Before beginning this, it is assumed that you already have installed LAMP on your server.
To install, first you must add the Webtatic EL yum repository information corresponding to your CentOS/RHEL version to yum:
rpm -Uvh https://dl.fedoraproject.org/pub/epel/epel-release-latest-7.noarch.rpm rpm -Uvh https://mirror.webtatic.com/yum/el7/webtatic-release.rpm
rpm -Uvh https://dl.fedoraproject.org/pub/epel/epel-release-latest-6.noarch.rpm rpm -Uvh https://mirror.webtatic.com/yum/el6/latest.rpm
Now you can install PHP 7.0’s mod_php SAPI (along with an opcode cache) by doing:
yum install php70w php70w-opcache
You can alternatively install PHP 7.0’s php-fpm SAPI (along with an opcode cache by doing:
yum install php70w-fpm php70w-opcache
See the package list below for additional SAPIs and PHP extensions.
This will install the mod_php SAPI for PHP, however there are other sapis such as php-fpm (via php70w-fpm package). Read on below for more information about the available SAPIs
If you would like to upgrade php to this version it is recommended that you first check that your system will support the upgrade, e.g. making sure any CPanel-like software can run after the upgrade.
Unless you know what you are doing, it is risky upgrading an existing system. It’s much safer to do this by provisioning a separate server to perform the upgrade as a fresh install instead.
If you know what you are doing, you can upgrade PHP by:
yum install yum-plugin-replace yum replace php-common --replace-with=php70w-common
It will likely give you a message “WARNING: Unable to resolve all providers …“. This is normal, and you can continue by tying “y”. You will be given a chance to see what packages will be installed and removed before again being given a chance to confirm.

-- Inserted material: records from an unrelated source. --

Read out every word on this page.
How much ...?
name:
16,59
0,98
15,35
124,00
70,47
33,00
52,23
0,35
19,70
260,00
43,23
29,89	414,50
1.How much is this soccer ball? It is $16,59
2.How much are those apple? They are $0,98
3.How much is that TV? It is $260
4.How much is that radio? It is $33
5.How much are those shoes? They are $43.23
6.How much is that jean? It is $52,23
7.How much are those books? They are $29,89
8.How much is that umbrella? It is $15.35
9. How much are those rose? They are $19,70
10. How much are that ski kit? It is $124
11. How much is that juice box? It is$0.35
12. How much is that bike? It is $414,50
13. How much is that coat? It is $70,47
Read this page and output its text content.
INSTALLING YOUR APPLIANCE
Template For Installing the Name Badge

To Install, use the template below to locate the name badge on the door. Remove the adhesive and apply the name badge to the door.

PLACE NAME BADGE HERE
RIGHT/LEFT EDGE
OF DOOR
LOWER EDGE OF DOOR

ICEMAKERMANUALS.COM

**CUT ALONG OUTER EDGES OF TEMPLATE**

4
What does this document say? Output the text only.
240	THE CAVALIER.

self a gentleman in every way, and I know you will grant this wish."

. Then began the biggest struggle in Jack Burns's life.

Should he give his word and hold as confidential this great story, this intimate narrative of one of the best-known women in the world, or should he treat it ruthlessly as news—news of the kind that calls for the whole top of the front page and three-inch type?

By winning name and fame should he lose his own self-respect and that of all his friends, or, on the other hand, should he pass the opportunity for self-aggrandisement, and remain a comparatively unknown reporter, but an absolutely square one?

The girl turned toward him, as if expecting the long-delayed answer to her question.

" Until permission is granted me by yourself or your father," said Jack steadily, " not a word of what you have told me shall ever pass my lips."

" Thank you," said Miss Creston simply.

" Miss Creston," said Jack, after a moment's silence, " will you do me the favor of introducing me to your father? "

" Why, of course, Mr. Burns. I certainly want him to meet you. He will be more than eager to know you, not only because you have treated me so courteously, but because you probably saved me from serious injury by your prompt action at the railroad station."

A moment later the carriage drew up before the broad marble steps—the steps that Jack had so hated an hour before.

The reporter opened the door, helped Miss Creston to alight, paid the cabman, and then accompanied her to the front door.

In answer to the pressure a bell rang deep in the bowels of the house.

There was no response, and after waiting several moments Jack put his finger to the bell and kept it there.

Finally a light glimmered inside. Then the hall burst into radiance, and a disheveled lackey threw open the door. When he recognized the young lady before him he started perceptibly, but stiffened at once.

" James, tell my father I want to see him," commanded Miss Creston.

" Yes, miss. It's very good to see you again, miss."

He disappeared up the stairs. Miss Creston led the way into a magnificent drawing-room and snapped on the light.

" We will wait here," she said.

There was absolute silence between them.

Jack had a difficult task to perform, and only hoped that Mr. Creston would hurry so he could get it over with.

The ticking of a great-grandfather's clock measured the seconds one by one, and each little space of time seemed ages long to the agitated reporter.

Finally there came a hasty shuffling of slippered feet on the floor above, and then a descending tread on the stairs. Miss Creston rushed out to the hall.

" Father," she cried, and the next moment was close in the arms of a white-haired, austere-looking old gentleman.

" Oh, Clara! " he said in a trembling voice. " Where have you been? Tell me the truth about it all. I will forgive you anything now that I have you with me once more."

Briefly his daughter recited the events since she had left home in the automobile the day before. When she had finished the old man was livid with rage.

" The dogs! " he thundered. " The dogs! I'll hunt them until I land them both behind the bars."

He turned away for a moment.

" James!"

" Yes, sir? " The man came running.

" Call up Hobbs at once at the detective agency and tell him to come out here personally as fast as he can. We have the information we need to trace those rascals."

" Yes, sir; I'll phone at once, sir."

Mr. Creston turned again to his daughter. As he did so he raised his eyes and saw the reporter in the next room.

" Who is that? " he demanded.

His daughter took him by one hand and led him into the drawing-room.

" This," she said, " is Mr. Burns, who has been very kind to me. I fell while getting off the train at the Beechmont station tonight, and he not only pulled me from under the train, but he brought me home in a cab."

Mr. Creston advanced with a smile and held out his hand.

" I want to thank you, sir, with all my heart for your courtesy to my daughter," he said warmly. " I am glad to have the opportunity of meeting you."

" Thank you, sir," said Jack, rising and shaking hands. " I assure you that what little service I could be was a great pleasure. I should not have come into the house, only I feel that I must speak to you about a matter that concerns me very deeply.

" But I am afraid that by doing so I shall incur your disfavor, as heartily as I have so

SAPIs are different runtime environments of PHP.
(non-thread safety) Contained in the php70w package, this SAPI integrates into Apache Httpd (2.2.* on RHEL/CentOS 6, 2.4.* on RHEL/CentOS 7). It is the standard SAPI for use with httpd prefork mpm (the default mode httpd is ran under. It is not thread-safe, but doesn’t need to be due to prefork not using threads. It’s located at /usr/lib/httpd/modules/libphp7.so
Contained in the php70w-cli package, this SAPI allows running scripts from the command-line, and also has a built-in web server for development-use. Located at /usr/bin/php
Contained in the php70w-fpm package, fpm (FastCGI Process Manager) is a scalable FastCGI process, which acts similar to how Httpd prefork mpm works managing it’s forks. Located at /usr/sbin/php-fpm, it is controlled using the /etc/init.d/php-fpm service script
Contained in the php70w-phpdbg package, phpdbg has the ability to debug scripts using breakpoints from the command-line, and also supports remote-debugging using an external Java client for remote communication.
Contained in the php70w-embedded package, this SAPI allows embedding PHP in other applications. It’s library is located at /usr/lib/libphp7.so
Contained in the php70w-cli package, these SAPIs are not recommended for use, but are available where needed. They both exist in the binary at /usr/bin/php-cgi.
(thread safety) Contained in the php70w package, this SAPI integrates into Apache Httpd (2.2.* on RHEL/CentOS 6, 2.4.* on RHEL/CentOS 7). It is the standard SAPI for use with httpd worker mpm. It’s supposed to be thread-safe, but can’t guarantee to be, and certainly not under additional PHP extensions. It’s better to use FastCGI SAPIs than this one. It’s located at /usr/lib/httpd/modules/libphp7-zts.so
The PHP distribution now comes with an opcode cache. This is the Zend Optimizer+ opcode cache, now known as the Zend OPcache extension. This extension is optional, so does not preclude you from using an alternate one.
Due to it being included in the PHP source distribution, it will be well maintained and more suitable for use while other Opcode cache’s are being updated over the coming months.